The biggest challenge of the past couple months was letting go of my expectations and my fear of change, so I could fully embrace the new community surrounding me. In the midst of change and uncertainty, I encountered new experiences in ministry, prayer, and community that challenged me and renewed my gratitude for another year at the Jesuit Spiritual Center.
Many family members and friends asked me this summer was why I decided to stay for a second year of the Ignite internship.

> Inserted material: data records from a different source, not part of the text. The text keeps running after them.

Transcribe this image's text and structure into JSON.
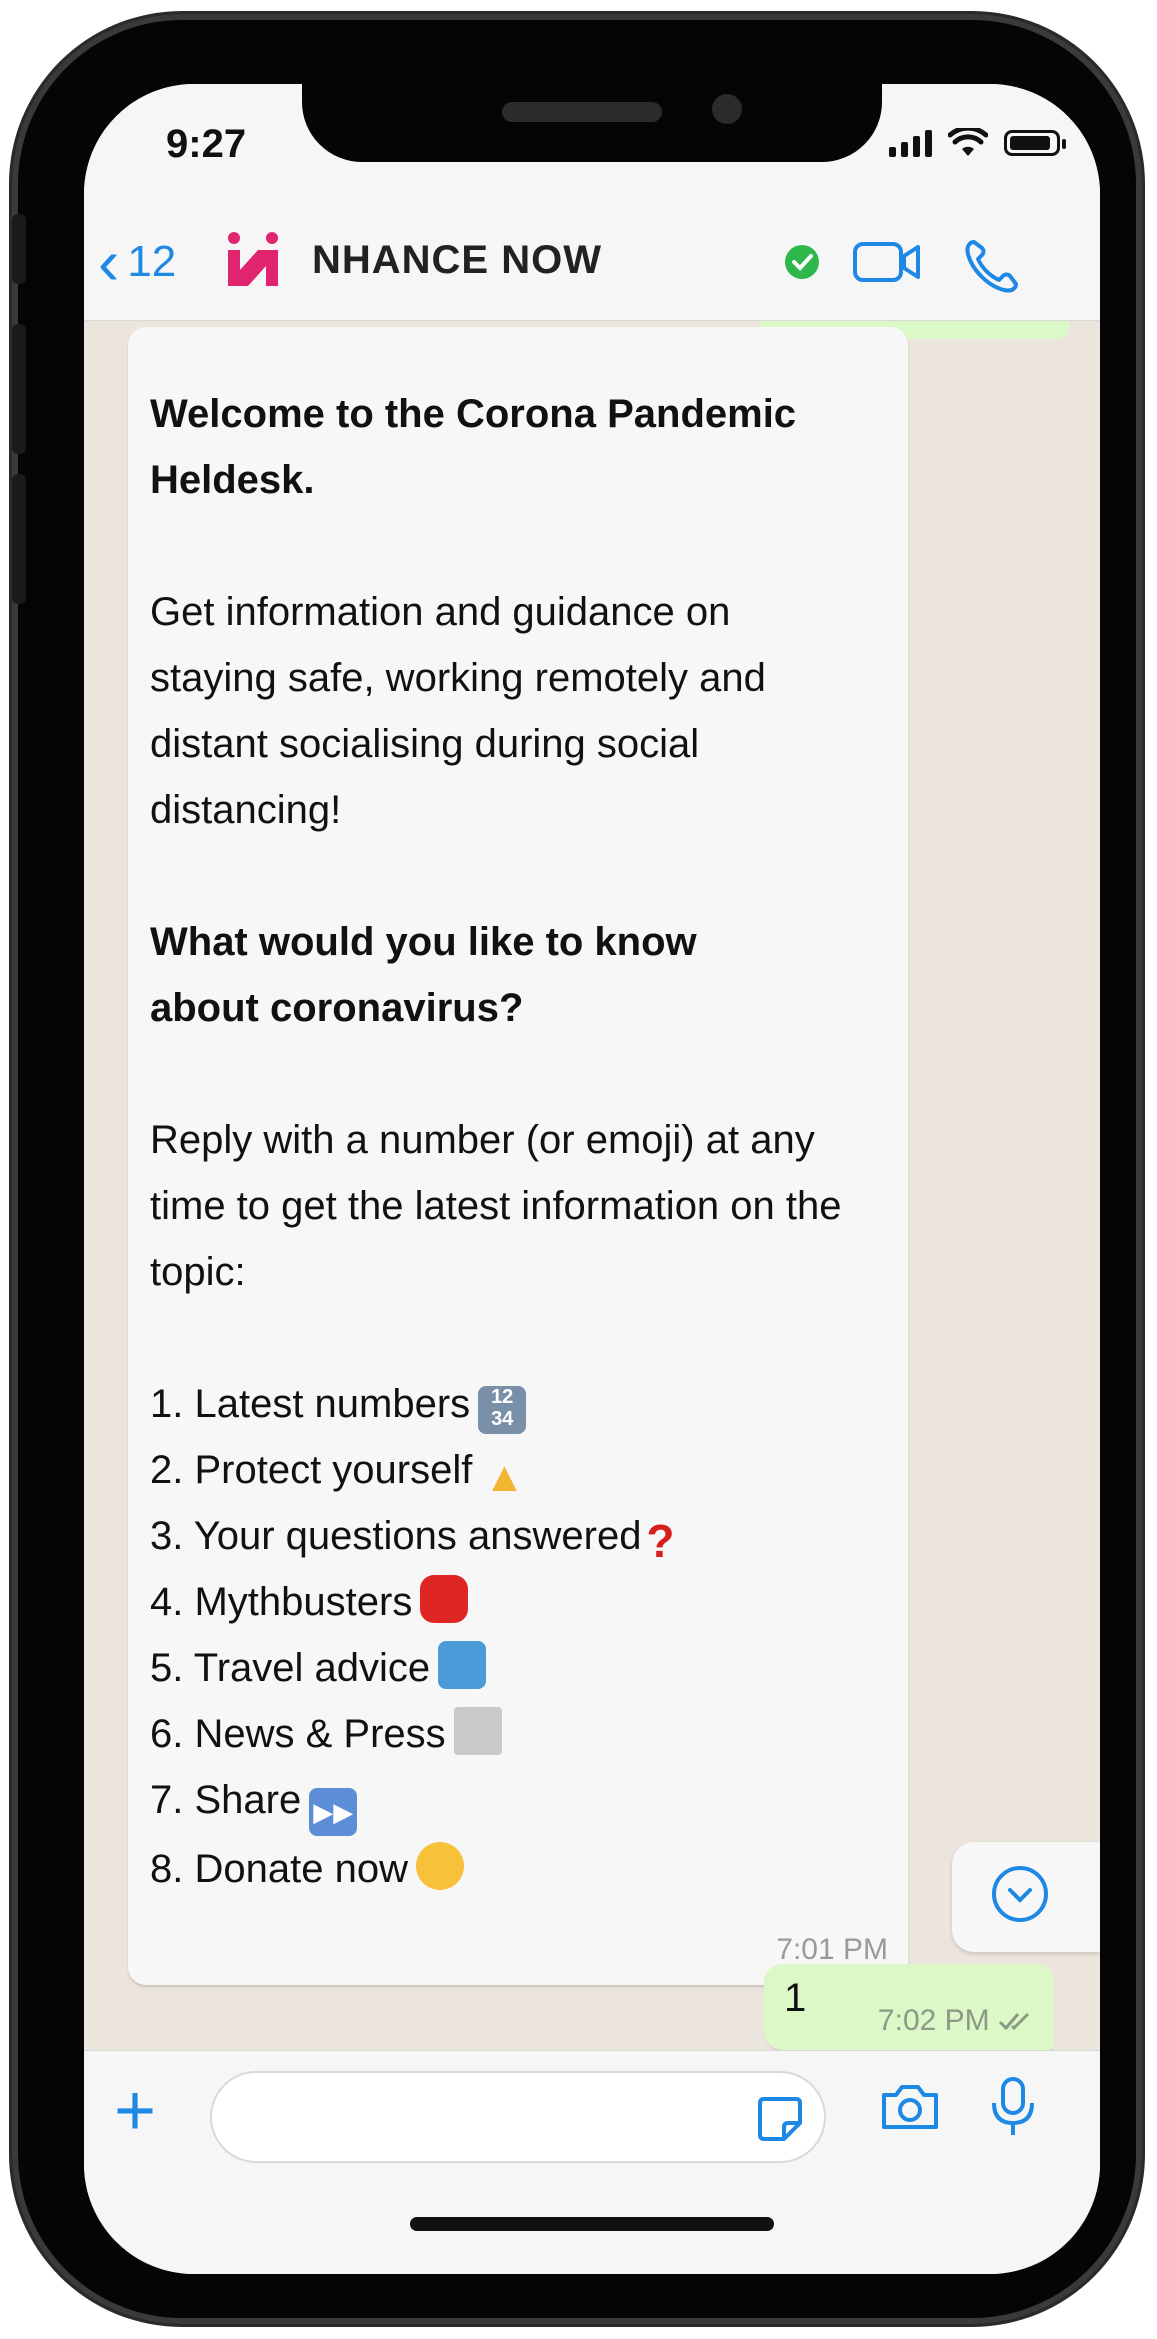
{
  "status_bar": {
    "time": "9:27"
  },
  "header": {
    "back_count": "12",
    "contact_name": "NHANCE NOW",
    "colors": {
      "accent": "#1e88e5",
      "verified": "#2eb84c",
      "logo": "#e0246d"
    }
  },
  "chat": {
    "incoming": {
      "title": "Welcome to the Corona Pandemic Heldesk.",
      "intro": "Get information and guidance on staying safe, working remotely and distant socialising during social distancing!",
      "question": "What would you like to know about coronavirus?",
      "instruction": "Reply with a number (or emoji) at any time to get the latest information on the topic:",
      "menu": [
        {
          "label": "1. Latest numbers",
          "icon": "numbers-icon"
        },
        {
          "label": "2. Protect yourself",
          "icon": "thumbs-up-icon"
        },
        {
          "label": "3. Your questions answered",
          "icon": "question-mark-icon"
        },
        {
          "label": "4. Mythbusters",
          "icon": "stop-sign-icon"
        },
        {
          "label": "5. Travel advice",
          "icon": "map-icon"
        },
        {
          "label": "6. News & Press",
          "icon": "newspaper-icon"
        },
        {
          "label": "7. Share",
          "icon": "fast-forward-icon"
        },
        {
          "label": "8. Donate now",
          "icon": "smiling-hearts-icon"
        }
      ],
      "time": "7:01 PM"
    },
    "outgoing": {
      "text": "1",
      "time": "7:02 PM"
    }
  }
}
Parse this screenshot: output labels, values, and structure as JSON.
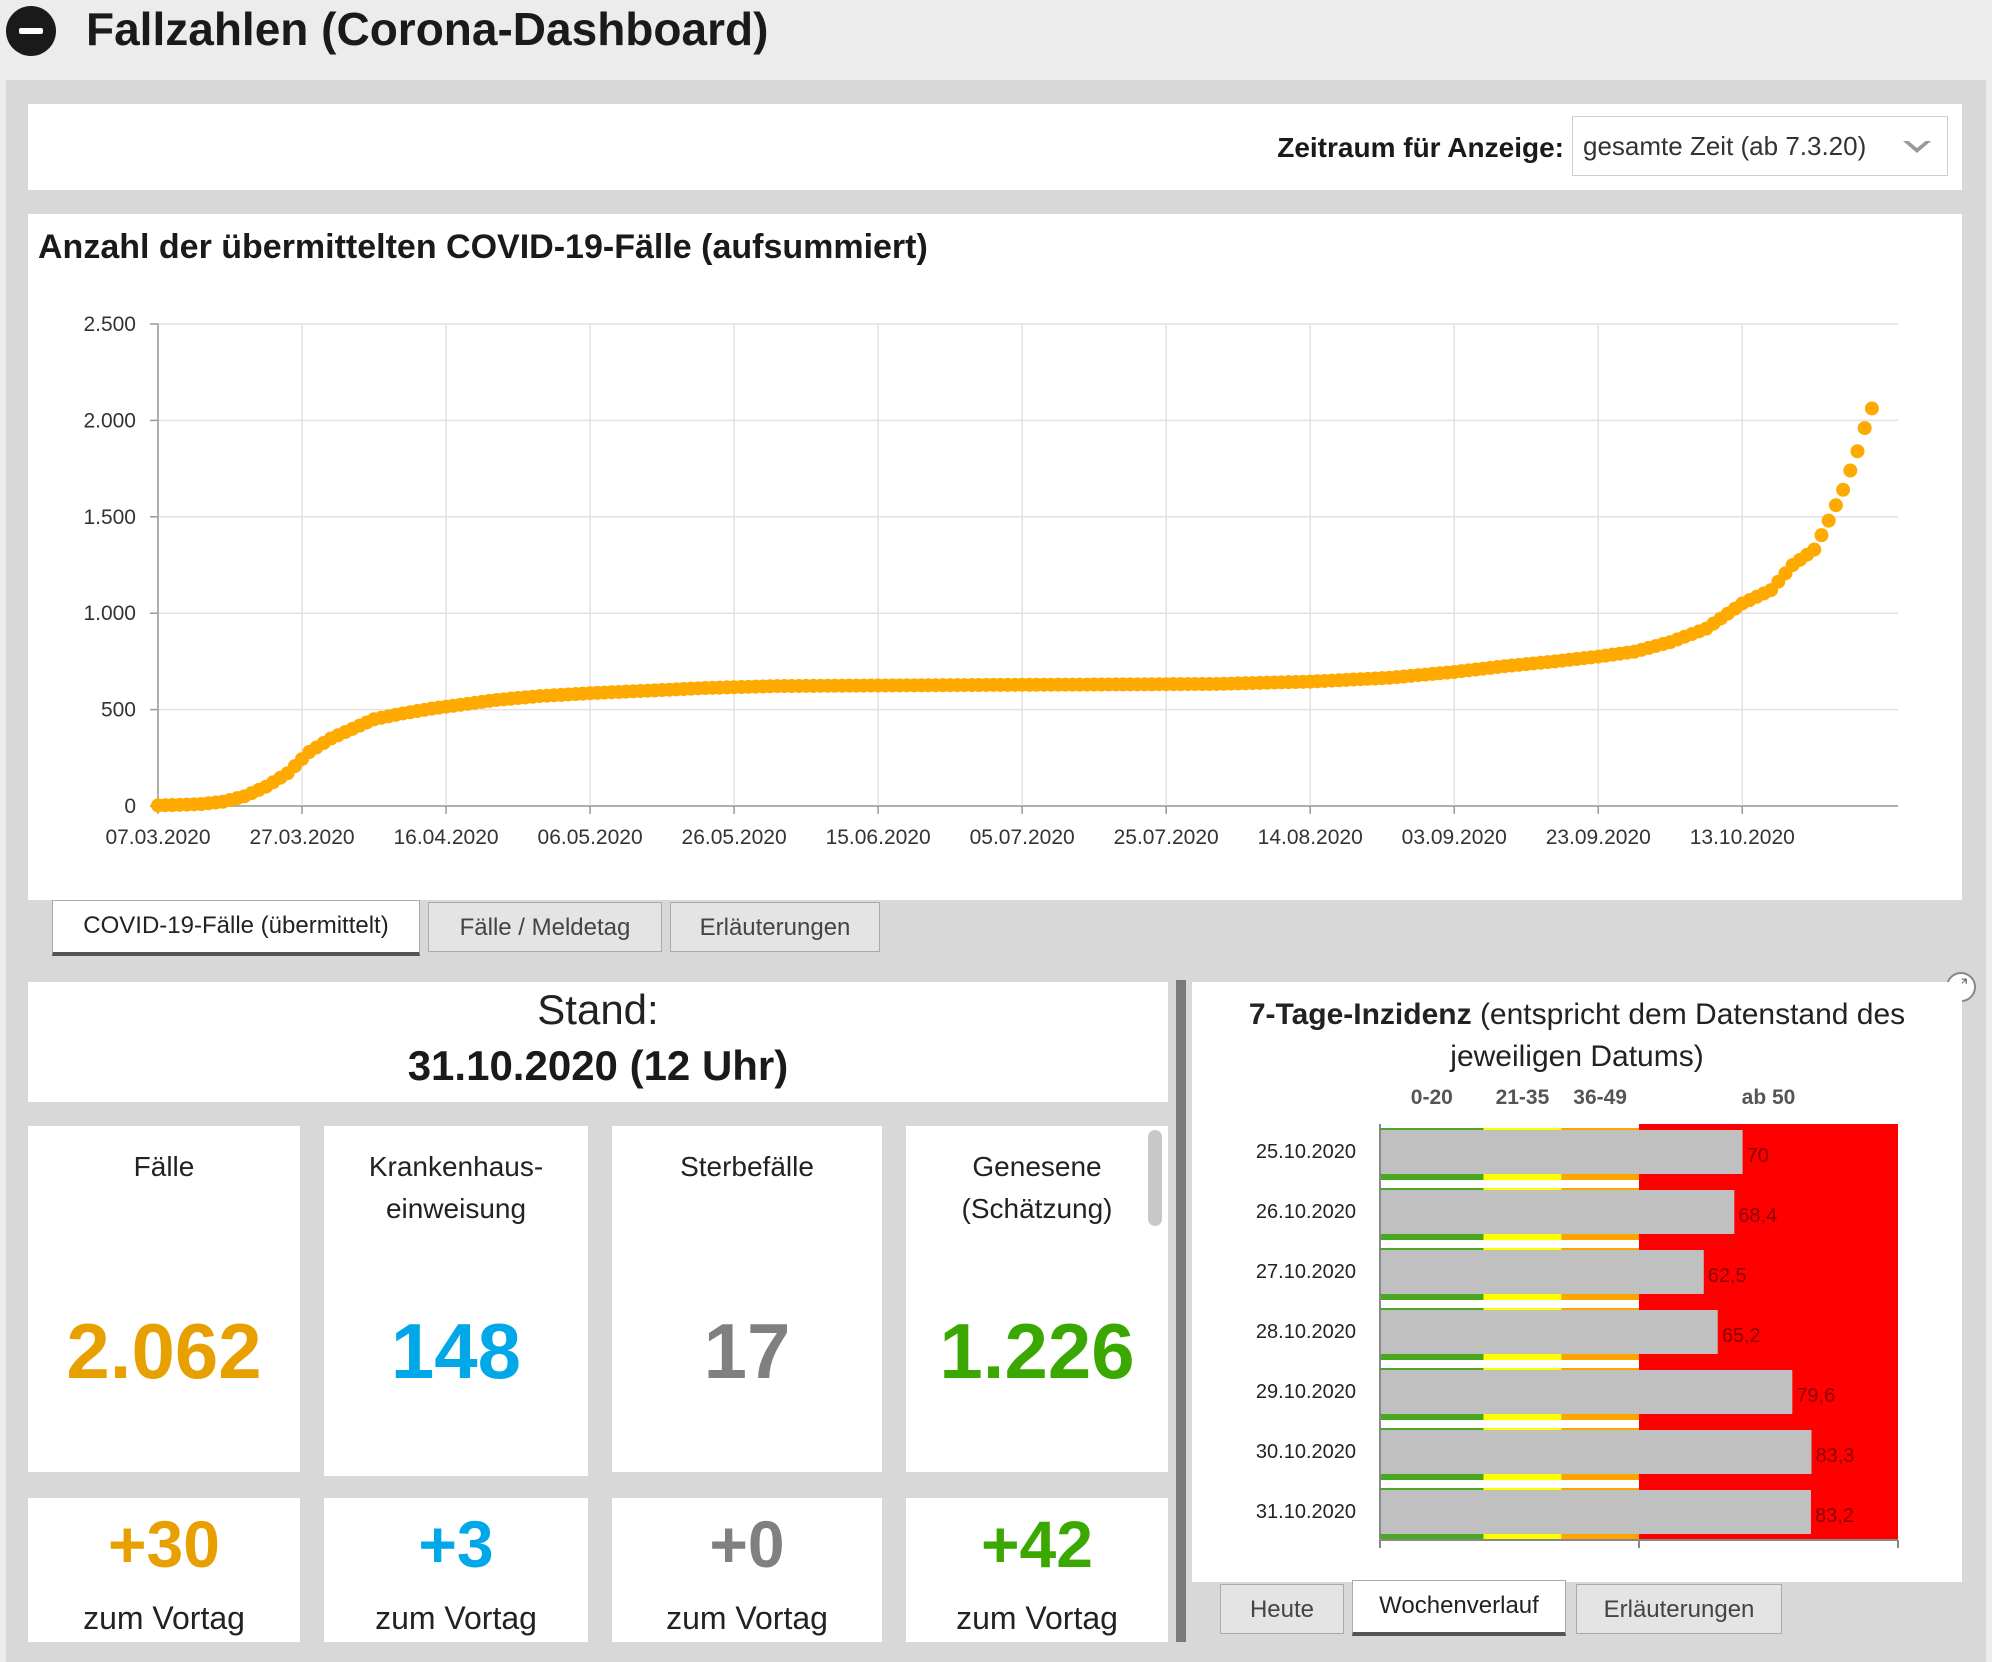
{
  "header": {
    "title": "Fallzahlen (Corona-Dashboard)"
  },
  "filter": {
    "label": "Zeitraum für Anzeige:",
    "value": "gesamte Zeit (ab 7.3.20)"
  },
  "chart_data": {
    "type": "scatter",
    "title": "Anzahl der übermittelten COVID-19-Fälle (aufsummiert)",
    "xlabel": "",
    "ylabel": "",
    "ylim": [
      0,
      2500
    ],
    "xlim": [
      "07.03.2020",
      "31.10.2020"
    ],
    "ytick_labels": [
      "0",
      "500",
      "1.000",
      "1.500",
      "2.000",
      "2.500"
    ],
    "xtick_labels": [
      "07.03.2020",
      "27.03.2020",
      "16.04.2020",
      "06.05.2020",
      "26.05.2020",
      "15.06.2020",
      "05.07.2020",
      "25.07.2020",
      "14.08.2020",
      "03.09.2020",
      "23.09.2020",
      "13.10.2020"
    ],
    "grid": true,
    "color": "#ffaa00",
    "points": [
      {
        "x": "07.03.2020",
        "y": 3
      },
      {
        "x": "10.03.2020",
        "y": 6
      },
      {
        "x": "13.03.2020",
        "y": 10
      },
      {
        "x": "16.03.2020",
        "y": 22
      },
      {
        "x": "19.03.2020",
        "y": 50
      },
      {
        "x": "22.03.2020",
        "y": 100
      },
      {
        "x": "25.03.2020",
        "y": 170
      },
      {
        "x": "28.03.2020",
        "y": 280
      },
      {
        "x": "31.03.2020",
        "y": 350
      },
      {
        "x": "03.04.2020",
        "y": 400
      },
      {
        "x": "06.04.2020",
        "y": 450
      },
      {
        "x": "10.04.2020",
        "y": 480
      },
      {
        "x": "14.04.2020",
        "y": 505
      },
      {
        "x": "18.04.2020",
        "y": 525
      },
      {
        "x": "23.04.2020",
        "y": 550
      },
      {
        "x": "29.04.2020",
        "y": 570
      },
      {
        "x": "06.05.2020",
        "y": 585
      },
      {
        "x": "14.05.2020",
        "y": 598
      },
      {
        "x": "22.05.2020",
        "y": 612
      },
      {
        "x": "01.06.2020",
        "y": 622
      },
      {
        "x": "15.06.2020",
        "y": 625
      },
      {
        "x": "01.07.2020",
        "y": 628
      },
      {
        "x": "15.07.2020",
        "y": 630
      },
      {
        "x": "01.08.2020",
        "y": 633
      },
      {
        "x": "14.08.2020",
        "y": 645
      },
      {
        "x": "25.08.2020",
        "y": 665
      },
      {
        "x": "03.09.2020",
        "y": 695
      },
      {
        "x": "10.09.2020",
        "y": 725
      },
      {
        "x": "17.09.2020",
        "y": 750
      },
      {
        "x": "23.09.2020",
        "y": 775
      },
      {
        "x": "28.09.2020",
        "y": 800
      },
      {
        "x": "03.10.2020",
        "y": 850
      },
      {
        "x": "08.10.2020",
        "y": 920
      },
      {
        "x": "13.10.2020",
        "y": 1050
      },
      {
        "x": "17.10.2020",
        "y": 1120
      },
      {
        "x": "20.10.2020",
        "y": 1250
      },
      {
        "x": "23.10.2020",
        "y": 1330
      },
      {
        "x": "25.10.2020",
        "y": 1480
      },
      {
        "x": "27.10.2020",
        "y": 1640
      },
      {
        "x": "29.10.2020",
        "y": 1840
      },
      {
        "x": "30.10.2020",
        "y": 1960
      },
      {
        "x": "31.10.2020",
        "y": 2062
      }
    ]
  },
  "tabs_top": [
    {
      "label": "COVID-19-Fälle (übermittelt)",
      "active": true
    },
    {
      "label": "Fälle / Meldetag",
      "active": false
    },
    {
      "label": "Erläuterungen",
      "active": false
    }
  ],
  "stand": {
    "label": "Stand:",
    "date": "31.10.2020 (12 Uhr)"
  },
  "cards": [
    {
      "title": "Fälle",
      "value": "2.062",
      "delta": "+30",
      "delta_label": "zum Vortag",
      "color": "#e8a000"
    },
    {
      "title": "Krankenhaus-\neinweisung",
      "value": "148",
      "delta": "+3",
      "delta_label": "zum Vortag",
      "color": "#00a8e8"
    },
    {
      "title": "Sterbefälle",
      "value": "17",
      "delta": "+0",
      "delta_label": "zum Vortag",
      "color": "#808080"
    },
    {
      "title": "Genesene\n(Schätzung)",
      "value": "1.226",
      "delta": "+42",
      "delta_label": "zum Vortag",
      "color": "#3aa800"
    }
  ],
  "incidence": {
    "title_bold": "7-Tage-Inzidenz",
    "title_rest": " (entspricht dem Datenstand des jeweiligen Datums)",
    "bands": [
      {
        "label": "0-20",
        "from": 0,
        "to": 20,
        "color": "#4aa820"
      },
      {
        "label": "21-35",
        "from": 20,
        "to": 35,
        "color": "#ffff00"
      },
      {
        "label": "36-49",
        "from": 35,
        "to": 50,
        "color": "#ffa500"
      },
      {
        "label": "ab 50",
        "from": 50,
        "to": 100,
        "color": "#ff0000"
      }
    ],
    "chart_data": {
      "type": "bar",
      "orientation": "horizontal",
      "xlim": [
        0,
        100
      ],
      "categories": [
        "25.10.2020",
        "26.10.2020",
        "27.10.2020",
        "28.10.2020",
        "29.10.2020",
        "30.10.2020",
        "31.10.2020"
      ],
      "values": [
        70,
        68.4,
        62.5,
        65.2,
        79.6,
        83.3,
        83.2
      ],
      "value_labels": [
        "70",
        "68,4",
        "62,5",
        "65,2",
        "79,6",
        "83,3",
        "83,2"
      ],
      "bar_color": "#c0c0c0"
    }
  },
  "tabs_bottom": [
    {
      "label": "Heute",
      "active": false
    },
    {
      "label": "Wochenverlauf",
      "active": true
    },
    {
      "label": "Erläuterungen",
      "active": false
    }
  ]
}
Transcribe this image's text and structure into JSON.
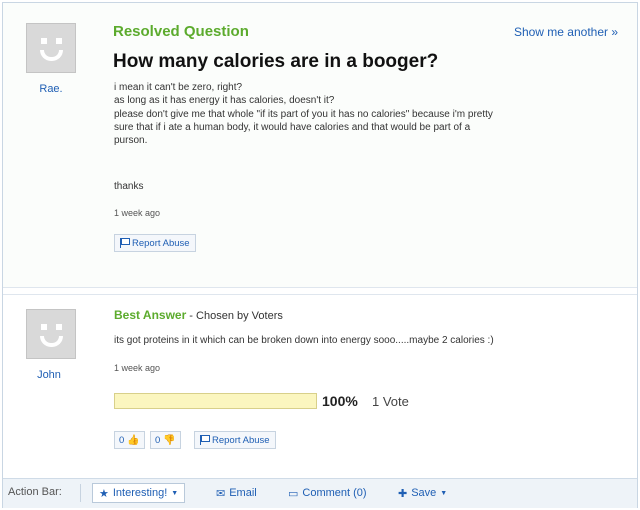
{
  "question": {
    "status": "Resolved Question",
    "show_another": "Show me another »",
    "title": "How many calories are in a booger?",
    "asker": "Rae.",
    "body_lines": [
      "i mean it can't be zero, right?",
      "as long as it has energy it has calories, doesn't it?",
      "please don't give me that whole \"if its part of you it has no calories\" because i'm pretty",
      "sure that if i ate a human body, it would have calories and that would be part of a",
      "purson."
    ],
    "thanks": "thanks",
    "time": "1 week ago",
    "report_abuse": "Report Abuse"
  },
  "answer": {
    "label": "Best Answer",
    "chosen_by": " - Chosen by Voters",
    "answerer": "John",
    "body": "its got proteins in it which can be broken down into energy sooo.....maybe 2 calories :)",
    "time": "1 week ago",
    "vote_percent": "100%",
    "vote_fraction": 1.0,
    "vote_count": "1 Vote",
    "thumbs_up_count": "0",
    "thumbs_down_count": "0",
    "report_abuse": "Report Abuse"
  },
  "action_bar": {
    "label": "Action Bar:",
    "interesting": "Interesting!",
    "email": "Email",
    "comment": "Comment (0)",
    "save": "Save"
  },
  "icons": {
    "star": "★",
    "envelope": "✉",
    "comment": "▭",
    "save": "✚",
    "caret": "▼",
    "thumb_up": "👍",
    "thumb_down": "👎"
  },
  "colors": {
    "accent_green": "#5cab2d",
    "link_blue": "#1f5fb4",
    "vote_bar": "#fbf6bf"
  }
}
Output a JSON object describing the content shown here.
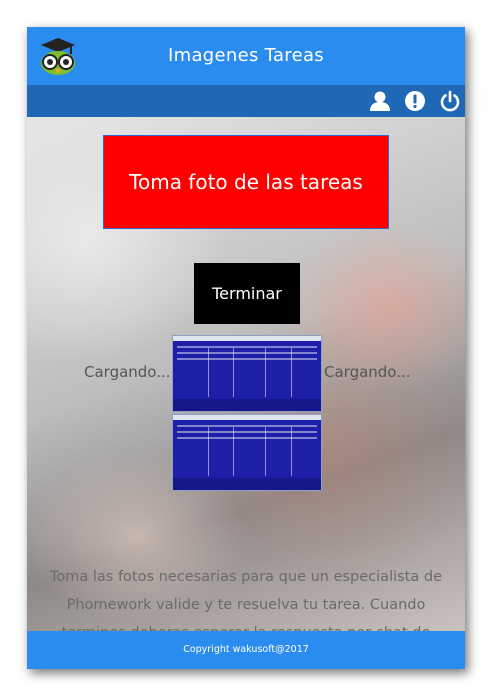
{
  "header": {
    "title": "Imagenes Tareas",
    "logo_icon": "owl-graduate-icon"
  },
  "toolbar": {
    "icons": [
      "user-icon",
      "exclamation-icon",
      "power-icon"
    ]
  },
  "main": {
    "take_photo_label": "Toma foto de las tareas",
    "finish_label": "Terminar",
    "loading_left": "Cargando...",
    "loading_right": "Cargando...",
    "description": "Toma las fotos necesarias para que un especialista de Phomework valide y te resuelva tu tarea. Cuando termines deberas esperar la respuesta por chat de"
  },
  "footer": {
    "copyright": "Copyright wakusoft@2017"
  },
  "colors": {
    "header_blue": "#2b8cf0",
    "toolbar_blue": "#1f68b6",
    "photo_button_red": "#ff0000",
    "finish_button_black": "#000000"
  }
}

As I sit with that question today, I think back to when I began the internship in August 2017, a few months after my college graduation. I was overwhelmed and felt massively ill-equipped for the year of ministry ahead of me. Yet, at the same time, I firmly believed God led me to the Jesuit Spiritual Center and called me to this ministry. So, I made the decision to stay faithful to that calling amidst my fears of failure and my uncertainties about the year ahead.
As the months passed, my gratitude for the Jesuit Spiritual Center only grew. I found purpose and growth in every experience, retreat, and challenge I faced.
In the spring, as I discerned a second year of the internship, I felt as though my journey at JSC was only beginning. Not to mention, I was just starting to feel at home in Milford. I also lacked clarity for my next step. Was God calling me to full-time ministry, teaching, grad school, or missionary work? In prayer, God left me with the promise that I still had more to learn through the internship. It also became clear that I desired another year at the Jesuit Spiritual Center.
However, by summer, I started to doubt my decision to remain an intern. As a busy year of ministry and community life came to a close, I was starting to question my purpose and ask myself many questions: Was youth ministry really for me? Was I really finding true joy here? Was my dream job waiting for me somewhere else?
During this time, I was reading Matthew Kelly’s book Perfectly Yourself. I felt God speaking clearly to my heart through these words:
“The truth is that when you get the sense that something is wrong, it may be better to stay exactly where you are and try to work through whatever it is you are feeling or discovering. What you don’t know is that you are on the brink of a great discovery about who you are and what you are here for…God has created you to be here right now for a specific reason. At this moment, all you need to do is to stand still and the whole world will come to you” – Matthew Kelly, Perfectly Yourself
Based on my discernment, moving to a new city or finding a new job was not the answer to the difficult questions I had about my life purpose nor the cure to my fear I am not following God’s will for my life.
Beginning something new challenges us to step bravely into the unknown, but often it takes even more courage to be still and wait for the fulfillment of God’s promises when we are in seasons of waiting, transition, or suffering.